Charts were created with the process of hydrographic survey. Running surveys could be carried out from the ship. Using nautical navigational instruments like the chronometer and the sextant to determine a global position, navigational officers kept careful records of the ship’s course and speed so they knew their relative location when they took their bearings on the features of the coastline. By taking one bearing on a feature as they approached it and another as they left it behind, they could plot lines that crossed and fixed the position of that point of land. Land-based surveys could be carried out with greater detail and accuracy, using distance measurements and geometry. A chain was used to measure out a baseline of a known length. Angles were measured from each end of the chain to a large number of different points along the coast, and triangulation could be used to set out further baselines, extending the survey.
A process known as sounding measured the depth of the water by lowering a lead-weighted sounding line into the ocean. The line was marked in fathoms, a measurement equal to 1.83 metres. Sounding was often carried out from small boats that rowed in a straight line between two survey points. Smaller vessels were better suited to survey work, and the primary survey ship was often the smallest of the two or three sailing as part of an expedition. Greater manoeuvrability allowed vessels like schooners to take the narrow inland passes and tack into the wind for circumnavigation of small islands.
Although many expeditions produced rough maps at sea, at the end of the voyage, the captain handed over the hydrographic survey team’s notes, observations, and sketches of the coastline to a cartographer for the creation of the actual chart. Mistakes in measurements and positioning often resulted in errors in the early charts of 18th century expeditions to the Pacific Northwest, but these were corrected over time. The Spanish were often prevented by their government from publishing hydrographic information that could be used by other explorers. Cooperation among expeditions, however, produced higher quality charts in a shorter period of time. For example, Captain Vancouver, sailing on behalf of Britain, and Captains Galiano and Valdés, sailing on behalf of Spain, cooperated in their survey of Desolation Sound and the passage between the mainland and Vancouver Island.

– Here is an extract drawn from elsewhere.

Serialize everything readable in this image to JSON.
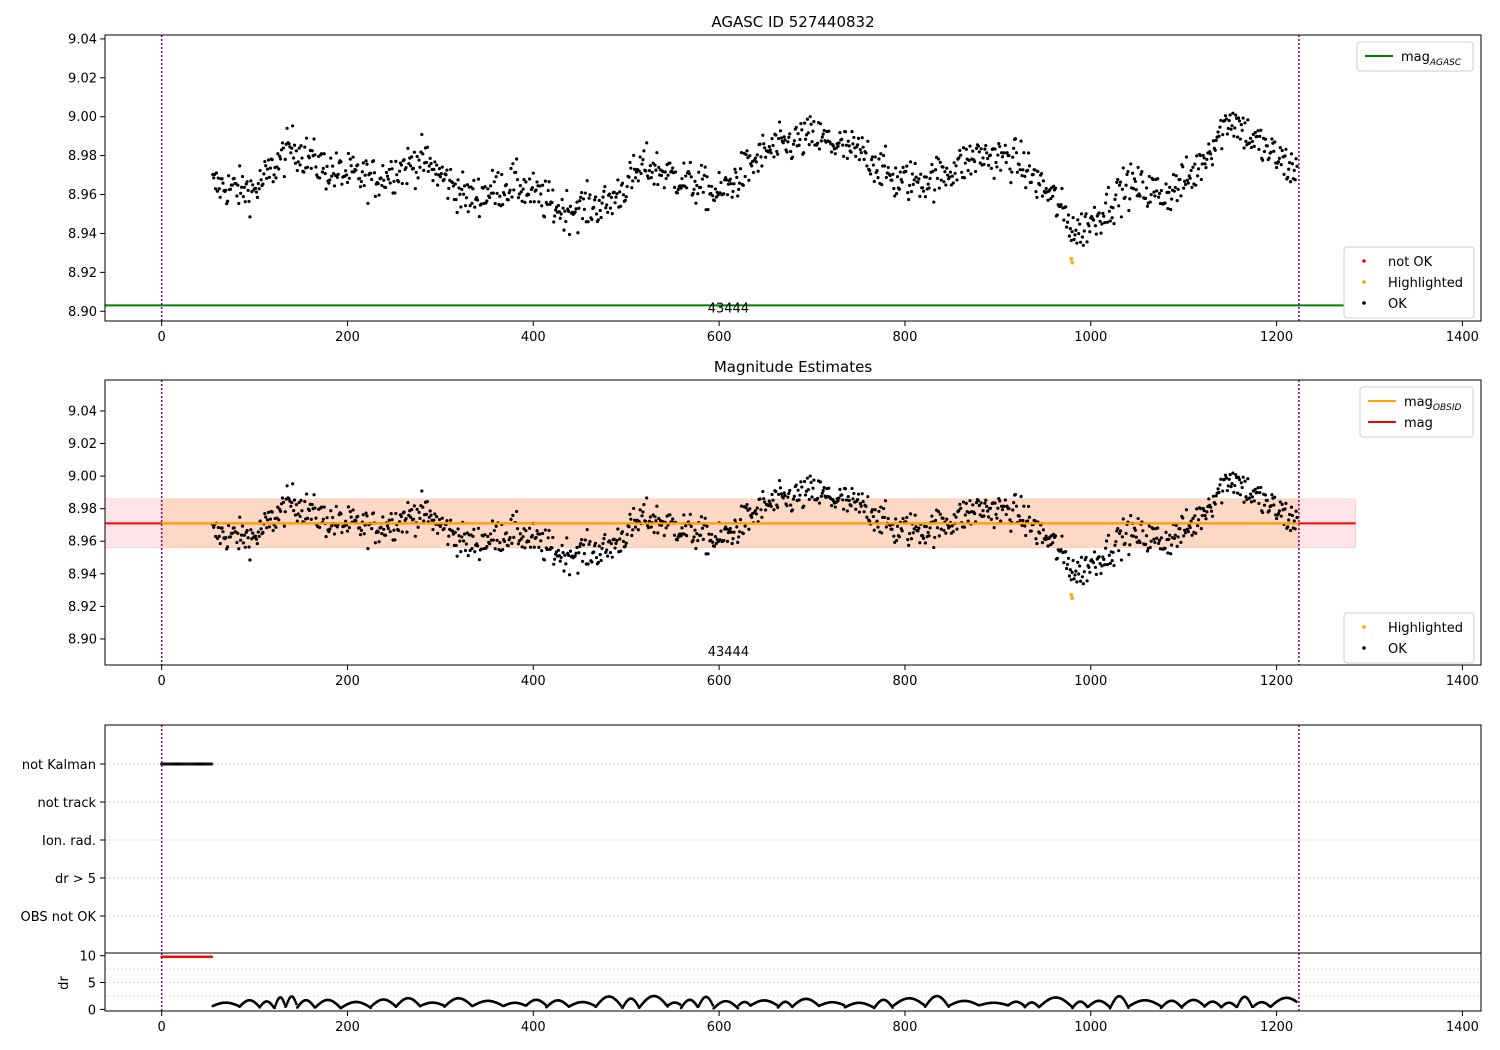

Access to nautical information in the form of one-of-a-kind, hand-drawn charts, notes, and drawings was limited until engravings of charts were printed with presses that allowed for widespread distribution. When Vancouver returned from his voyage to the Pacific Northwest in 1795, he gathered his surveys, along with those of Spanish and Russian expeditions to areas he had not visited, in order to publish an atlas of the region. It remained the most important source for navigators to the remote regions of the coast through much of the 19th century.